Along with the Walled Garden and Anne’s, Woodbank Crescent’s community garden is one of the longest-standing sites in the area. Built on the site of an old house which blew down in the great Sheffield hurricane of 1963, the plot lay derelict for decades before residents secured a £10,000 loan to turn it into a community asset. Sheffield Wildlife Trust designed the garden and it’s been under the care of local man John McMillan and his partner Ruth, with help from residents including BBC Radio Sheffield reporter Andy Kershaw, who lives opposite.

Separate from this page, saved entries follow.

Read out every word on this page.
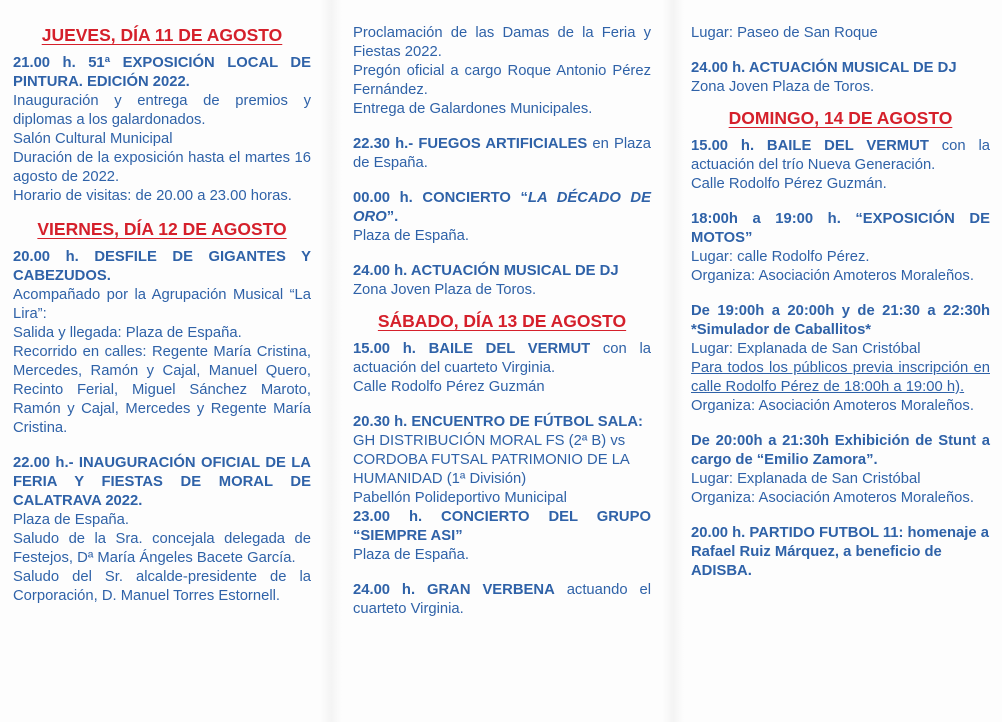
JUEVES, DÍA 11 DE AGOSTO

21.00 h. 51ª EXPOSICIÓN LOCAL DE PINTURA. EDICIÓN 2022.

Inauguración y entrega de premios y diplomas a los galardonados.

Salón Cultural Municipal

Duración de la exposición hasta el martes 16 agosto de 2022.

Horario de visitas: de 20.00 a 23.00 horas.

VIERNES, DÍA 12 DE AGOSTO

20.00 h. DESFILE DE GIGANTES Y CABEZUDOS.

Acompañado por la Agrupación Musical “La Lira”:

Salida y llegada: Plaza de España.

Recorrido en calles: Regente María Cristina, Mercedes, Ramón y Cajal, Manuel Quero, Recinto Ferial, Miguel Sánchez Maroto, Ramón y Cajal, Mercedes y Regente María Cristina.

22.00 h.- INAUGURACIÓN OFICIAL DE LA FERIA Y FIESTAS DE MORAL DE CALATRAVA 2022.

Plaza de España.

Saludo de la Sra. concejala delegada de Festejos, Dª María Ángeles Bacete García.

Saludo del Sr. alcalde-presidente de la Corporación, D. Manuel Torres Estornell.

Proclamación de las Damas de la Feria y Fiestas 2022.

Pregón oficial a cargo Roque Antonio Pérez Fernández.

Entrega de Galardones Municipales.

22.30 h.- FUEGOS ARTIFICIALES en Plaza de España.

00.00 h. CONCIERTO “LA DÉCADO DE ORO”.

Plaza de España.

24.00 h. ACTUACIÓN MUSICAL DE DJ

Zona Joven Plaza de Toros.

SÁBADO, DÍA 13 DE AGOSTO

15.00 h. BAILE DEL VERMUT con la actuación del cuarteto Virginia.

Calle Rodolfo Pérez Guzmán

20.30 h. ENCUENTRO DE FÚTBOL SALA:

GH DISTRIBUCIÓN MORAL FS (2ª B) vs CORDOBA FUTSAL PATRIMONIO DE LA HUMANIDAD (1ª División)

Pabellón Polideportivo Municipal

23.00 h. CONCIERTO DEL GRUPO “SIEMPRE ASI”

Plaza de España.

24.00 h. GRAN VERBENA actuando el cuarteto Virginia.

Lugar: Paseo de San Roque

24.00 h. ACTUACIÓN MUSICAL DE DJ

Zona Joven Plaza de Toros.

DOMINGO, 14 DE AGOSTO

15.00 h. BAILE DEL VERMUT con la actuación del trío Nueva Generación.

Calle Rodolfo Pérez Guzmán.

18:00h a 19:00 h. “EXPOSICIÓN DE MOTOS”

Lugar: calle Rodolfo Pérez.

Organiza: Asociación Amoteros Moraleños.

De 19:00h a 20:00h y de 21:30 a 22:30h *Simulador de Caballitos*

Lugar: Explanada de San Cristóbal

Para todos los públicos previa inscripción en calle Rodolfo Pérez de 18:00h a 19:00 h).

Organiza: Asociación Amoteros Moraleños.

De 20:00h a 21:30h Exhibición de Stunt a cargo de “Emilio Zamora”.

Lugar: Explanada de San Cristóbal

Organiza: Asociación Amoteros Moraleños.

20.00 h. PARTIDO FUTBOL 11: homenaje a Rafael Ruiz Márquez, a beneficio de ADISBA.
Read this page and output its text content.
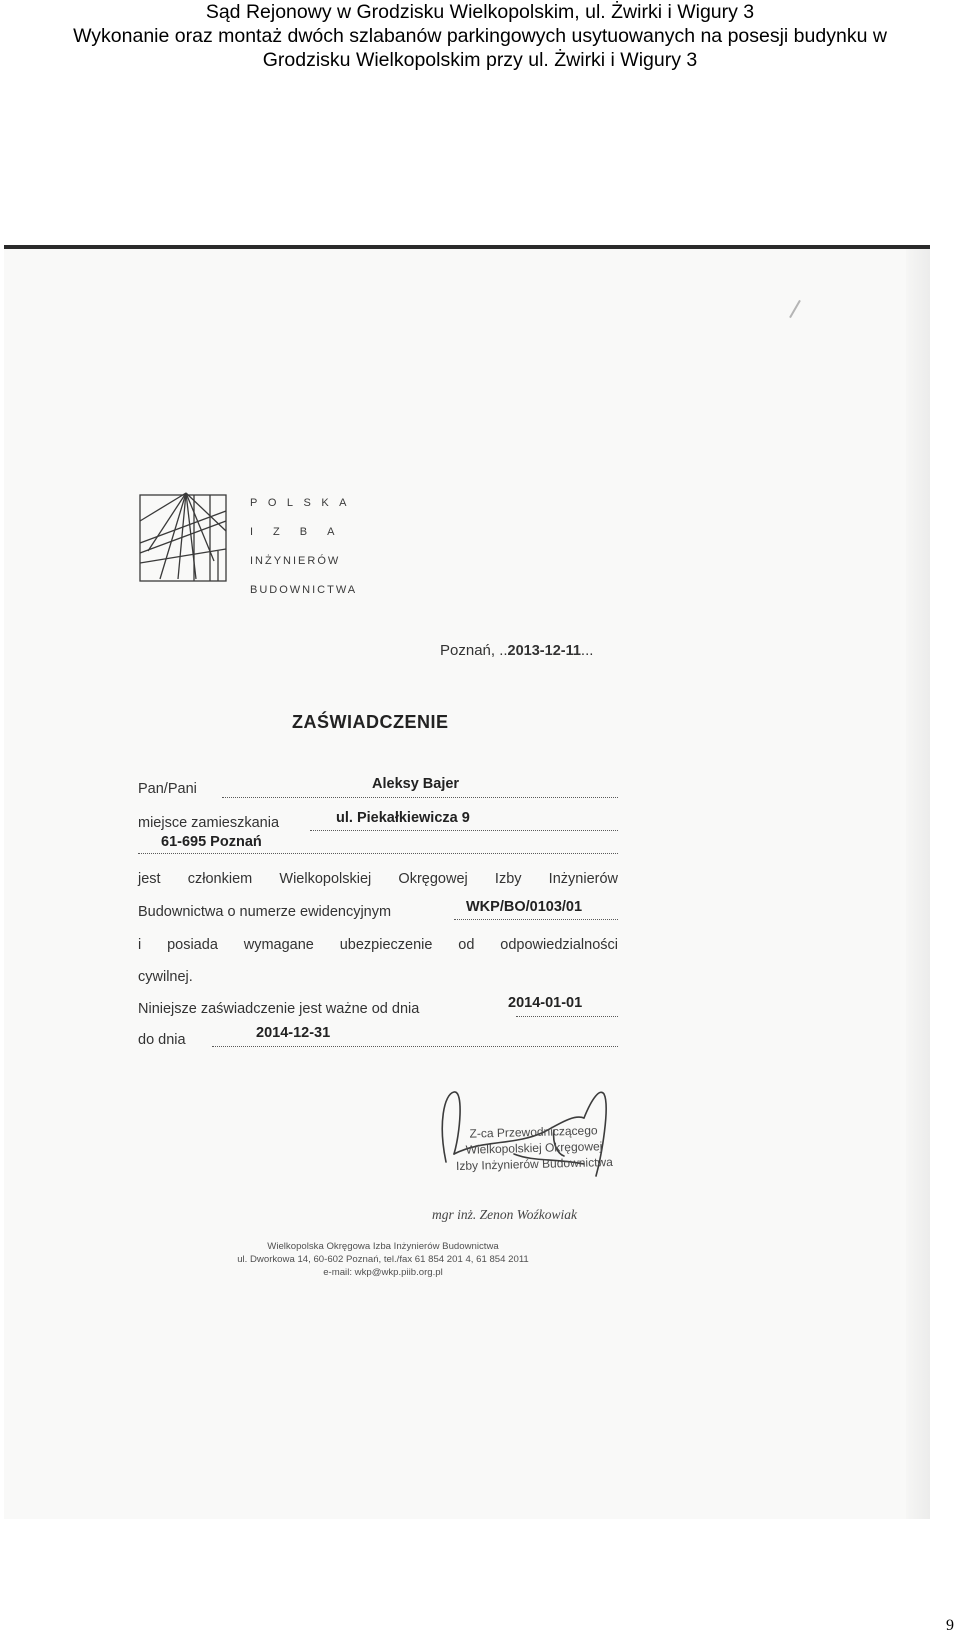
Sąd Rejonowy w Grodzisku Wielkopolskim, ul. Żwirki i Wigury 3
Wykonanie oraz montaż dwóch szlabanów parkingowych usytuowanych na posesji budynku w
Grodzisku Wielkopolskim przy ul. Żwirki i Wigury 3
POLSKA
IZBA
INŻYNIERÓW
BUDOWNICTWA
Poznań, ..2013-12-11...
ZAŚWIADCZENIE
Pan/Pani	Aleksy Bajer
miejsce zamieszkania	ul. Piekałkiewicza 9
61-695 Poznań
jest członkiem Wielkopolskiej Okręgowej Izby Inżynierów
Budownictwa o numerze ewidencyjnym	WKP/BO/0103/01
i posiada wymagane ubezpieczenie od odpowiedzialności
cywilnej.
Niniejsze zaświadczenie jest ważne od dnia	2014-01-01
do dnia	2014-12-31
Z-ca Przewodniczącego
Wielkopolskiej Okręgowej
Izby Inżynierów Budownictwa
mgr inż. Zenon Woźkowiak
Wielkopolska Okręgowa Izba Inżynierów Budownictwa
ul. Dworkowa 14, 60-602 Poznań, tel./fax 61 854 201 4, 61 854 2011
e-mail: wkp@wkp.piib.org.pl
9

With John about to leave the area, Andy is currently trying to corral a team of residents to keep it going after he has gone, with the overgrown Sheaf Valley viewing platform and its badly rotted bench next on the list for intervention. Andy says that the garden has really come into its own over the last 12 months as a way for people to escape the unremitting isolation of the pandemic. “During coronavirus it’s allowed people to share skills, equipment and their passion for gardening,” he says. “But it’s a wonderful little space where people can get together for picnics or barbecues.”
“I remember my kids playing around in it in the 1980s when we moved here but it was dangerous back then,” says Fred Cooper, another Woodbank Crescent resident. “But under normal circumstances now you can have parties in it. It’s been a great idea.”
When Judy finishes her map, these seven gardens will be joined up with Heeley People’s Park and community gardens at Heeley Green, Harley Street and Alexandra Road. All are unashamedly altruistic, a virtue that has resonated with residents in the tightly-packed streets of Meersbrook and nearby Heeley.
The area has what one resident describes to me as a healthy contingent of ‘active citizens’. As if to prove the stereotype, as we walk through Meersbrook Park on the way home, multiple people stop to speak to Judy, all connected to her by one group or another from community gardens and choirs to litter picking parties and even a grassroots Covid-19 contact tracing group set up at the beginning of the pandemic.
For some residents, the community gardens have political significance as evidence of the power of people working collectively, situated in the rich traditions of South Yorkshire socialism. For others, this is a rewarding pastime that gives them a sense of purpose and pride in the community. Whatever the reasons behind Meersbrook’s flourishing garden movement, it’s clear the community’s collective altruism benefits everyone.
“No one has to pay for anything except with their own effort but the gardens give everybody pleasure,” says Judy. “People stop and say thank you for lifting my spirits. We get the sense that we make people happy.”